DONNE CHE CAMBIANO LO SGUARDO SUL MONDO. DALLA CITTÀ DI HERA.
Intervista alla scrittrice Giulia Caminito, vincitrice del Premio Campiello e del Premio Strega Off (edizioni 2021) con l’opera seconda “L’acqua del lago non è mai dolce”.
C’è un motivo per cui la cultura, anche quella che apparentemente non avrebbe nulla a che fare con istanze locali, risulta invece perfettamente in assioma con Capaccio Paestum? Una risposta affermativa in tal senso ci perviene dalla storia, dalla tradizione culturale che ha visto il passaggio dei più grandi intellettuali europei durante gli anni d’oro del Grand Tour. Ma non basta volgere lo sguardo al passato per fare nostro questo sentire. È il presente la dimensione in cui i luoghi dell’anima recuperano la propria sacralità e la propria funzione di predestinazione culturale, come è accaduto durante la presentazione dei finalisti del Premio Strega, dove siamo stati noi capaccesi del 2021 gli spettatori di una cerimonia che, a tratti, sembrava evocare antiche funzioni religiose, all’interno dell’area archeologica di Paestum. In prossimità dell’antica ara del Tempio di Poseidone, spuntava lentamente fuori la figura di questa giovane scrittrice come quella di una sacerdotessa, pronta a celebrare il suo rito, favorita senza dubbio dal tramonto pestano, che sembrava accendere e suggellare “col fuoco” le sue parole, sottolineandone l’impatto emotivo.
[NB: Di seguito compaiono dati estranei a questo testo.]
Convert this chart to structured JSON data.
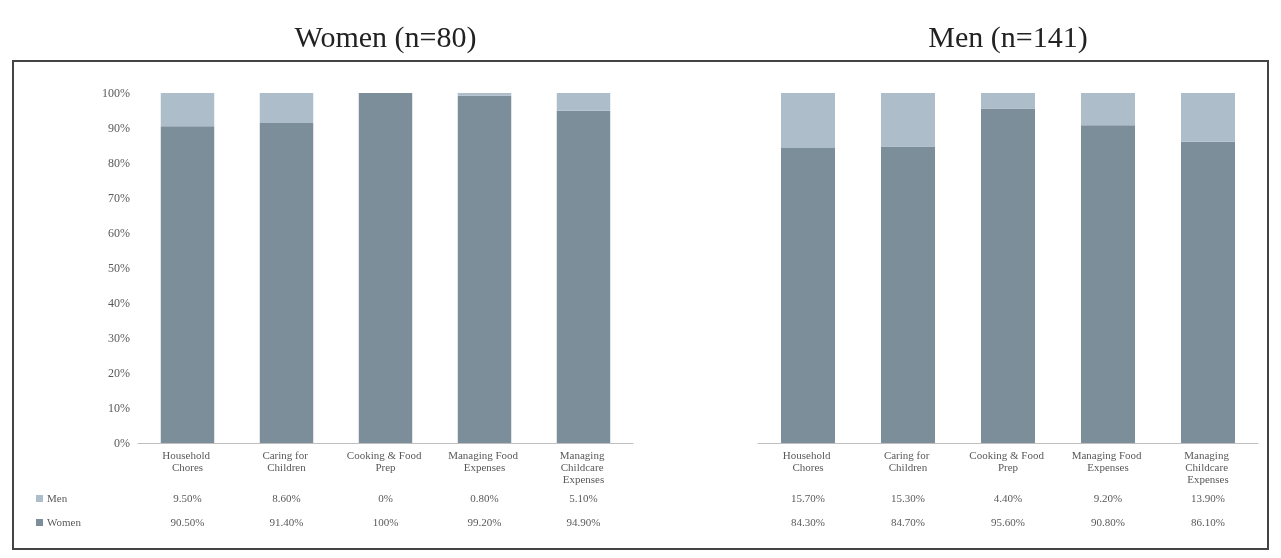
{
  "chart_data": [
    {
      "type": "bar",
      "title": "Women (n=80)",
      "stacked": true,
      "categories": [
        "Household Chores",
        "Caring for Children",
        "Cooking & Food Prep",
        "Managing Food Expenses",
        "Managing Childcare Expenses"
      ],
      "series": [
        {
          "name": "Women",
          "color": "#7d8e9b",
          "values": [
            90.5,
            91.4,
            100,
            99.2,
            94.9
          ],
          "value_labels": [
            "90.50%",
            "91.40%",
            "100%",
            "99.20%",
            "94.90%"
          ]
        },
        {
          "name": "Men",
          "color": "#aebdca",
          "values": [
            9.5,
            8.6,
            0,
            0.8,
            5.1
          ],
          "value_labels": [
            "9.50%",
            "8.60%",
            "0%",
            "0.80%",
            "5.10%"
          ]
        }
      ],
      "ylim": [
        0,
        100
      ],
      "yticks": [
        {
          "value": 0,
          "label": "0%"
        },
        {
          "value": 10,
          "label": "10%"
        },
        {
          "value": 20,
          "label": "20%"
        },
        {
          "value": 30,
          "label": "30%"
        },
        {
          "value": 40,
          "label": "40%"
        },
        {
          "value": 50,
          "label": "50%"
        },
        {
          "value": 60,
          "label": "60%"
        },
        {
          "value": 70,
          "label": "70%"
        },
        {
          "value": 80,
          "label": "80%"
        },
        {
          "value": 90,
          "label": "90%"
        },
        {
          "value": 100,
          "label": "100%"
        }
      ],
      "grid": false,
      "legend": "bottom left"
    },
    {
      "type": "bar",
      "title": "Men (n=141)",
      "stacked": true,
      "categories": [
        "Household Chores",
        "Caring for Children",
        "Cooking & Food Prep",
        "Managing Food Expenses",
        "Managing Childcare Expenses"
      ],
      "series": [
        {
          "color": "#7d8e9b",
          "values": [
            84.3,
            84.7,
            95.6,
            90.8,
            86.1
          ],
          "value_labels": [
            "84.30%",
            "84.70%",
            "95.60%",
            "90.80%",
            "86.10%"
          ]
        },
        {
          "color": "#aebdca",
          "values": [
            15.7,
            15.3,
            4.4,
            9.2,
            13.9
          ],
          "value_labels": [
            "15.70%",
            "15.30%",
            "4.40%",
            "9.20%",
            "13.90%"
          ]
        }
      ],
      "ylim": [
        0,
        100
      ],
      "grid": false,
      "tick_labels": "x",
      "legend": false
    }
  ]
}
Ed è proprio qui che la Caminito ha provato delle emozioni uniche perché, oltre ad apprezzare la presenza scenografica dei Templi, ne ha avvertito anche la dimensione di profonda spiritualità pagana, terrena, che è la vera forza propulsiva di una Paestum che reclama il suo naturale ruolo di capitale culturale. Questa cornice ideale, che è la città di Hera, è anche un’immersione totale nella ricerca di una matriarcalità ancestrale, che rappresenta lo spunto più verosimile per la ridefinizione delle relazioni di genere.
A chi dedichi la vittoria del premio Campiello e perché?
“Ho dedicato il Premio alle donne che amano leggere, scrivere, studiare e che possano farlo in ogni momento, in qualsiasi luogo del mondo, appena lo desiderino”.
Nei tuoi romanzi spicca una particolare attenzione per l’universo femminile, la sua crisi d’identità e le sue contraddizioni. Quali sono le tensioni delle donne nella società contemporanea?
“Posso dire come sono le donne che ho provato a raccontare nei miei libri. Figure ingombranti e coraggiose, testarde e sofferenti, amichevoli e spregiudicate, violente e sognatrici. Le donne sono tante cose, difficili da descrivere in poche righe. Di certo, quando ne parlo mi interessa raccontare il loro rapporto con i ruoli famigliari e sociali, la loro disposizione al lavoro e allo studio, la loro posizione di madri e di figlie, come sanno reinventarsi di epoca in epoca”.
Nel 2022 ricorre il 150esimo anniversario dalla nascita di Grazia Deledda, una penna decadente e nel contempo socialmente impegnata cui la produzione letteraria italiana e mondiale deve ancora molto. In che modo ha inciso (se ha inciso) la sua scrittura sulla tua formazione?
“Ho amato molto Grazia Deledda, credo che la sua forza stia nella scrittura che ancora oggi, a rileggerla, è appuntita, determinata, non ha una patina di vecchiaia addosso. Ha raccontato le storie che più amo leggere delle campagne, delle famiglie fuori dai borghi, di parti d’Italia come la Sardegna di cui si parla meno in letteratura, rendendole vive e palpabili. È una delle nostre grandi scrittrici. Quando penso a lei, però penso anche a Matilde Serao, altra scrittrice che amo, che sperava di ricevere il Nobel quando lo ricevette la Deledda. Morì l’anno dopo, nel ’27, senza Nobel e con la penna in mano: stava ancora scrivendo”.